Background: The multiple sequelae caused by traumatic brain injuries (TBIs) can considerably reduce the ability of seniors to resume their activities of daily living and their leisure activities, and to return to meaningful relationships so they can participate in the life of their community.

Purpose of the study: This article aims to put forward the perceptions of older participants about the sequelae they themselves identify as consecutive, short or medium long term, with their TBI and consequently, the limitations they experienced in terms of their social participation.

Results: The fi ndings reveal a correspondence between the multiple sequelae of the TBI identified by the participants and those documented in the scientifi c writings.

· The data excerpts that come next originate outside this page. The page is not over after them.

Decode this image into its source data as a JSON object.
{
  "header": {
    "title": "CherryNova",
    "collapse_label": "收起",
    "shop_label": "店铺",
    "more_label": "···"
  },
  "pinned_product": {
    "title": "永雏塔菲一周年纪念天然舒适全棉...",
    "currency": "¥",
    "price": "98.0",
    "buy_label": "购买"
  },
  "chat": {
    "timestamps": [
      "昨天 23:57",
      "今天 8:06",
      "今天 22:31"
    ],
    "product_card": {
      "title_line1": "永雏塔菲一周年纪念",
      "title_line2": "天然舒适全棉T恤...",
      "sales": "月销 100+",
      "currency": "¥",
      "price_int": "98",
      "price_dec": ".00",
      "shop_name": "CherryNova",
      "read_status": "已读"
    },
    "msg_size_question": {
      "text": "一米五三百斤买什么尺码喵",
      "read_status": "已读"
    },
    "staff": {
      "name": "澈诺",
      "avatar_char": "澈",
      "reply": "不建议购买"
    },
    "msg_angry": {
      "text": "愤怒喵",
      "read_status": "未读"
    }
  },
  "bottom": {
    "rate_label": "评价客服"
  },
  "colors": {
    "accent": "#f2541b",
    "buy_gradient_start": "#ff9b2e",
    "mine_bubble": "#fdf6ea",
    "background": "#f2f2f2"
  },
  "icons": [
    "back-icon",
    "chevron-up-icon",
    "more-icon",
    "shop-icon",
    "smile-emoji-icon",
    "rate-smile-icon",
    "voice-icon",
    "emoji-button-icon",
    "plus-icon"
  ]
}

These sequelae could be grouped  according to the limitations found in the operational framework’s three spheres of activities related to social participation: those that promotes self-realization through an autonomous and independent everyday life; through pastimes and leisure activities; and through relationships with others.

Main findings: The findings are innovative compared with what is generally described in the scientific literature, since existing studies offer few concrete examples of the limitations encountered in terms of social participation due to sequelae following a TBI. Four sequelae namely memory loss, loss of balance, lack of motivation or apathy and fatigue, appear to have many impacts on a variety of activities which could explain their signifi cance for participants.

Conclusion: The findings pave the way for new research avenues that focus on analyzing social participation opportunities of older adults by reinforcing their capacities.

Potential implications: Results provide benchmark for health care and social services professionals for the mobilization of most effective resources and services to help seniors to engage in rewarding, meaningful social participation activities.